5 Denken, 5.1 (schwache) zentrale Kohärenz


Einführung:



Zentrale Kohärenz beschreibt als Oberbegriff die Fähigkeit

gestaltmäßig wahrzunehmen

kontextbezogen wahrzunehmen und zu denken

einen „roten Faden“ zu finden

Zusammenhänge zu erkennen und Ideen sinnvoll zu verknüpfen



Die Theorie der schwachen zentralen Kohärenz geht als allgemeines Erklärungsmodell für Autismus auf Uta Frith 1989 zurück. In dieser Theorie wird autistisches Erleben und Verhalten auf einen grundsätzlich anderen Wahrnehmungs- und Denkstil bzw. eine andere Art der Informationsverarbeitung zurückgeführt.

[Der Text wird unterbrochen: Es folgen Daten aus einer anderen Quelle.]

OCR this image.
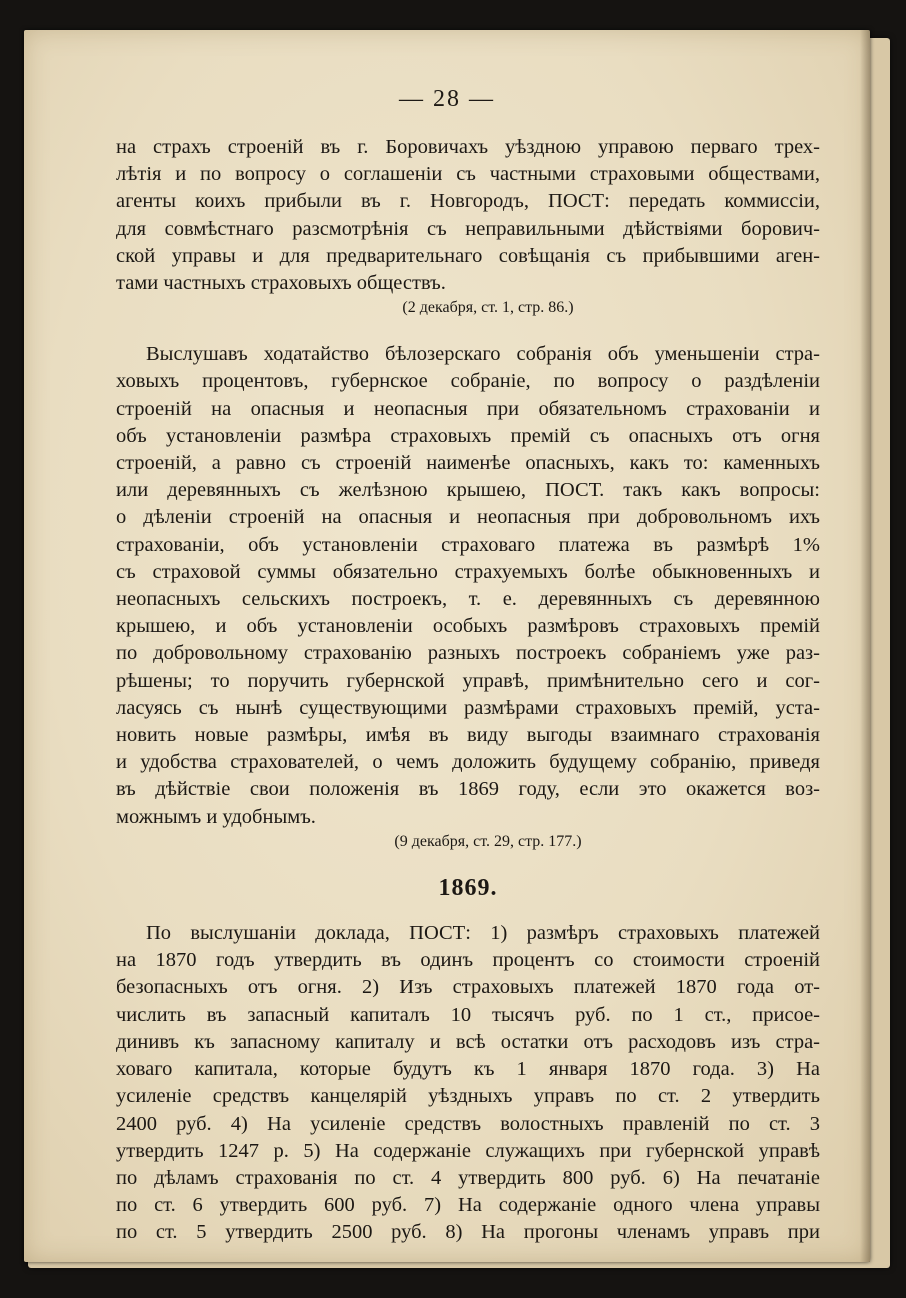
— 28 —
на страхъ строеній въ г. Боровичахъ уѣздною управою перваго трех-
лѣтія и по вопросу о соглашеніи съ частными страховыми обществами,
агенты коихъ прибыли въ г. Новгородъ, ПОСТ: передать коммиссіи,
для совмѣстнаго разсмотрѣнія съ неправильными дѣйствіями борович-
ской управы и для предварительнаго совѣщанія съ прибывшими аген-
тами частныхъ страховыхъ обществъ.
(2 декабря, ст. 1, стр. 86.)
Выслушавъ ходатайство бѣлозерскаго собранія объ уменьшеніи стра-
ховыхъ процентовъ, губернское собраніе, по вопросу о раздѣленіи
строеній на опасныя и неопасныя при обязательномъ страхованіи и
объ установленіи размѣра страховыхъ премій съ опасныхъ отъ огня
строеній, а равно съ строеній наименѣе опасныхъ, какъ то: каменныхъ
или деревянныхъ съ желѣзною крышею, ПОСТ. такъ какъ вопросы:
о дѣленіи строеній на опасныя и неопасныя при добровольномъ ихъ
страхованіи, объ установленіи страховаго платежа въ размѣрѣ 1%
съ страховой суммы обязательно страхуемыхъ болѣе обыкновенныхъ и
неопасныхъ сельскихъ построекъ, т. е. деревянныхъ съ деревянною
крышею, и объ установленіи особыхъ размѣровъ страховыхъ премій
по добровольному страхованію разныхъ построекъ собраніемъ уже раз-
рѣшены; то поручить губернской управѣ, примѣнительно сего и сог-
ласуясь съ нынѣ существующими размѣрами страховыхъ премій, уста-
новить новые размѣры, имѣя въ виду выгоды взаимнаго страхованія
и удобства страхователей, о чемъ доложить будущему собранію, приведя
въ дѣйствіе свои положенія въ 1869 году, если это окажется воз-
можнымъ и удобнымъ.
(9 декабря, ст. 29, стр. 177.)
1869.
По выслушаніи доклада, ПОСТ: 1) размѣръ страховыхъ платежей
на 1870 годъ утвердить въ одинъ процентъ со стоимости строеній
безопасныхъ отъ огня. 2) Изъ страховыхъ платежей 1870 года от-
числить въ запасный капиталъ 10 тысячъ руб. по 1 ст., присое-
динивъ къ запасному капиталу и всѣ остатки отъ расходовъ изъ стра-
ховаго капитала, которые будутъ къ 1 января 1870 года. 3) На
усиленіе средствъ канцелярій уѣздныхъ управъ по ст. 2 утвердить
2400 руб. 4) На усиленіе средствъ волостныхъ правленій по ст. 3
утвердить 1247 р. 5) На содержаніе служащихъ при губернской управѣ
по дѣламъ страхованія по ст. 4 утвердить 800 руб. 6) На печатаніе
по ст. 6 утвердить 600 руб. 7) На содержаніе одного члена управы
по ст. 5 утвердить 2500 руб. 8) На прогоны членамъ управъ при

Autistischen Menschen gelingt es demzufolge nur eingeschränkt, ganzheitlich wahrzunehmen und Bedeutungszusammenhänge herzustellen. Stattdessen haben sie eher Stärken bei der detailorientierten Erfassung und Verarbeitung von Informationen. Menschen mit neurotypischer Informationsverarbeitung können (im Idealfall) bereits bei der Wahrnehmung Objekte und Phänomene aller Art kategorisieren und je nach situativem Kontext flexibel und intuitiv einordnen. Dadurch gelingt es ihnen leicht, Zusammenhänge zu erkennen und Erkenntnis- und Entscheidungsprozesse dem jeweiligen Kontext anzupassen.



Bei schwacher zentraler Kohärenz besteht eher die Tendenz zu einer gewissen „Kontextblindheit“ mit Schwierigkeiten, angemessen zu abstrahieren und Wesentliches von Unwesentlichem zu unterscheiden. Dafür werden Details und Verbindungen erkannt, die bei starker zentraler Kohärenz leicht übersehen oder vernachlässigt werden.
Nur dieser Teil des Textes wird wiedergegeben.